In response to this, the FCA proposes Sustainability Disclosure Requirements (SDR) with the aim of equipping investors and their advisers to more effectively identify sustainable products that meet their needs. They will gather feedback from asset managers and the public between now and 25 January, before finalising them sometime in 2023. (You can have your own say on the rules up for consultation here).
So, what are their proposals so far? First, we’ve got three sustainable investment labels (thankfully down from the originally proposed five):
1. sustainable improvers – invested in assets which may not currently be sustainable but through engagement have the potential to become more sustainable
2. sustainable focus – already 70% invested in assets that are sustainable or supporting sustainability to protect people and/or the planet
3. sustainable impact – Investing in new capital to achieve a pre-defined, positive and measurable environmental and/or social impact.
Do as you say
Importantly, in order to gain a label a fund must have a clear sustainability objective and disclose key performance indicators against it. Essentially, the FCA has taken the approach of ‘say what you are going to do, then show me you’ve done it’. This contrasts with last year’s EU Sustainable Finance Disclosure Regulation, which is quite a bit more prescriptive in defining what constitutes ‘sustainable’ in the first place through things like the EU taxonomy. This has its benefits, as even with the FCA’s labels we will still have firms formulating their own sustainability objectives (although the FCA has proposed that these will be independently assessed).
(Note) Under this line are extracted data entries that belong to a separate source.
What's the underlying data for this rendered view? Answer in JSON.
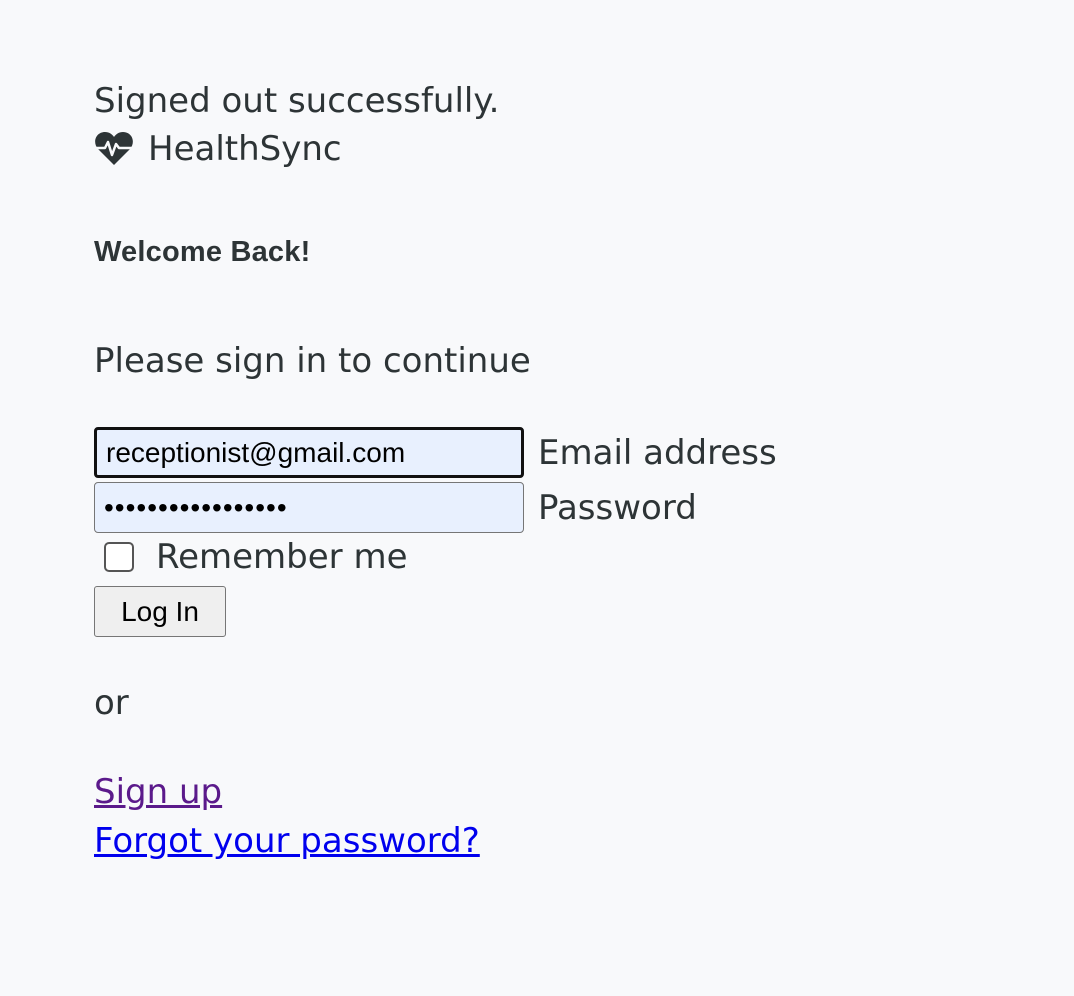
{
  "flash": "Signed out successfully.",
  "brand": {
    "name": "HealthSync",
    "icon": "heartbeat-icon"
  },
  "heading": "Welcome Back!",
  "prompt": "Please sign in to continue",
  "form": {
    "email_value": "receptionist@gmail.com",
    "email_label": "Email address",
    "password_value": "•••••••••••••••••",
    "password_label": "Password",
    "remember_label": "Remember me",
    "remember_checked": false,
    "submit_label": "Log In"
  },
  "or_text": "or",
  "links": {
    "signup": "Sign up",
    "forgot": "Forgot your password?"
  }
}
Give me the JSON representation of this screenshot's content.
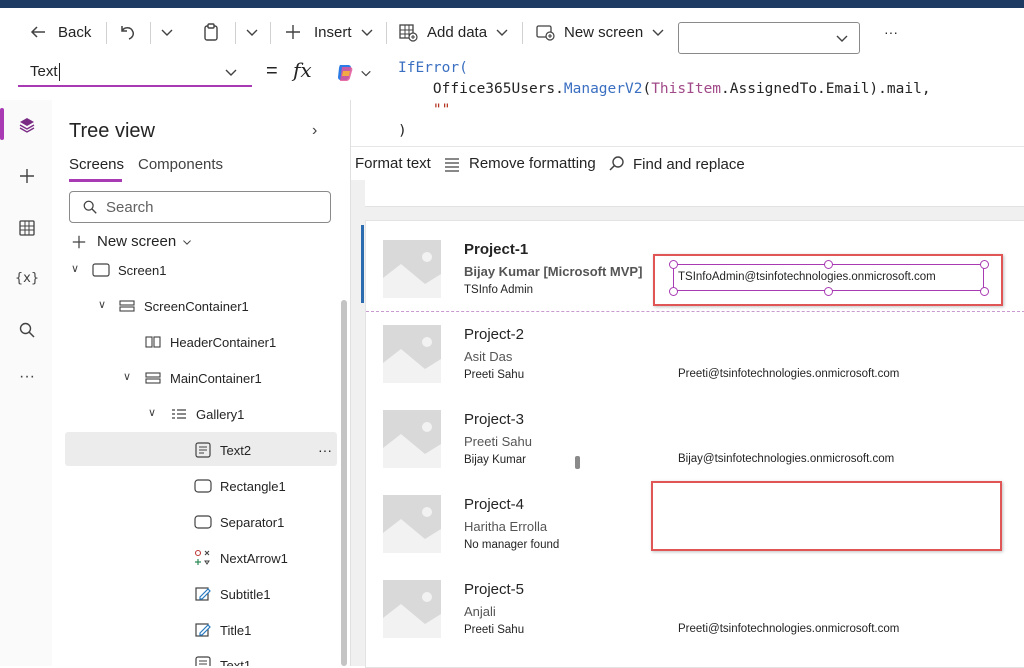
{
  "toolbar": {
    "back_label": "Back",
    "insert_label": "Insert",
    "add_data_label": "Add data",
    "new_screen_label": "New screen",
    "dropdown_value": "",
    "more_label": "···"
  },
  "formula_bar": {
    "property": "Text",
    "equals": "=",
    "fx": "fx",
    "code_lines": [
      "IfError(",
      "    Office365Users.ManagerV2(ThisItem.AssignedTo.Email).mail,",
      "    \"\"",
      ")"
    ]
  },
  "format_bar": {
    "format_text": "Format text",
    "remove_formatting": "Remove formatting",
    "find_replace": "Find and replace"
  },
  "tree_view": {
    "title": "Tree view",
    "tab_screens": "Screens",
    "tab_components": "Components",
    "search_placeholder": "Search",
    "new_screen": "New screen",
    "nodes": [
      {
        "label": "Screen1",
        "icon": "screen-icon"
      },
      {
        "label": "ScreenContainer1",
        "icon": "container-icon"
      },
      {
        "label": "HeaderContainer1",
        "icon": "horizontal-container-icon"
      },
      {
        "label": "MainContainer1",
        "icon": "container-icon"
      },
      {
        "label": "Gallery1",
        "icon": "gallery-icon"
      },
      {
        "label": "Text2",
        "icon": "text-icon"
      },
      {
        "label": "Rectangle1",
        "icon": "rectangle-icon"
      },
      {
        "label": "Separator1",
        "icon": "rectangle-icon"
      },
      {
        "label": "NextArrow1",
        "icon": "icon-control-icon"
      },
      {
        "label": "Subtitle1",
        "icon": "label-edit-icon"
      },
      {
        "label": "Title1",
        "icon": "label-edit-icon"
      },
      {
        "label": "Text1",
        "icon": "text-icon"
      }
    ],
    "more_options": "···"
  },
  "gallery": {
    "items": [
      {
        "title": "Project-1",
        "subtitle": "Bijay Kumar [Microsoft MVP]",
        "manager": "TSInfo Admin",
        "email": "TSInfoAdmin@tsinfotechnologies.onmicrosoft.com"
      },
      {
        "title": "Project-2",
        "subtitle": "Asit Das",
        "manager": "Preeti Sahu",
        "email": "Preeti@tsinfotechnologies.onmicrosoft.com"
      },
      {
        "title": "Project-3",
        "subtitle": "Preeti Sahu",
        "manager": "Bijay Kumar",
        "email": "Bijay@tsinfotechnologies.onmicrosoft.com"
      },
      {
        "title": "Project-4",
        "subtitle": "Haritha Errolla",
        "manager": "No manager found",
        "email": ""
      },
      {
        "title": "Project-5",
        "subtitle": "Anjali",
        "manager": "Preeti Sahu",
        "email": "Preeti@tsinfotechnologies.onmicrosoft.com"
      }
    ]
  },
  "colors": {
    "accent": "#a83ab3",
    "highlight_box": "#e05555",
    "selection_bar": "#2b6cb0"
  }
}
This multitude of self-stated objectives could cause problems, but equally, given there are lots of gaps in sustainability data currently, I think it makes sense to take this approach, at least for now, to avoid delaying the regulations further.
It’s good to see that the FCA also wants to make it a requirement for funds to clearly disclose ‘unexpected investments’ in their sustainability reports. This will force funds to show investors any companies they might find ‘surprising’, e.g. an oil company in a sustainable focus fund, and then explain why it’s held. I’m sure this is the FCA’s way of making sure funds are thinking very carefully about their sustainability objective before they invest in any assets – another way for them to reduce the risk of greenwashing.
There are also proposed new rules on naming and marketing. Products that currently promote themselves as ‘ESG integrated’ or employing ‘exclusion/negative screening’ or basic ‘ESG tilts’ will not get a sustainable label based on these attributes alone. They must show a true sustainable bent, as per the labels above.
I’m looking forward to seeing how the sustainable investment landscape evolves in the next two to three years as SDR comes into force. Hopefully investors and their advisers will find it simpler to understand and invest in the space. In the meantime, from launch we have worked to try be as transparent and clear as possible about what we can and cannot hold in our own sustainable Rathbone Greenbank Multi-Asset Portfolios through documents such as our biannual case study brochure, our sustainability process brochure, and our annual review, as well as answering any questions advisers and investors have. Let’s see where we go from here.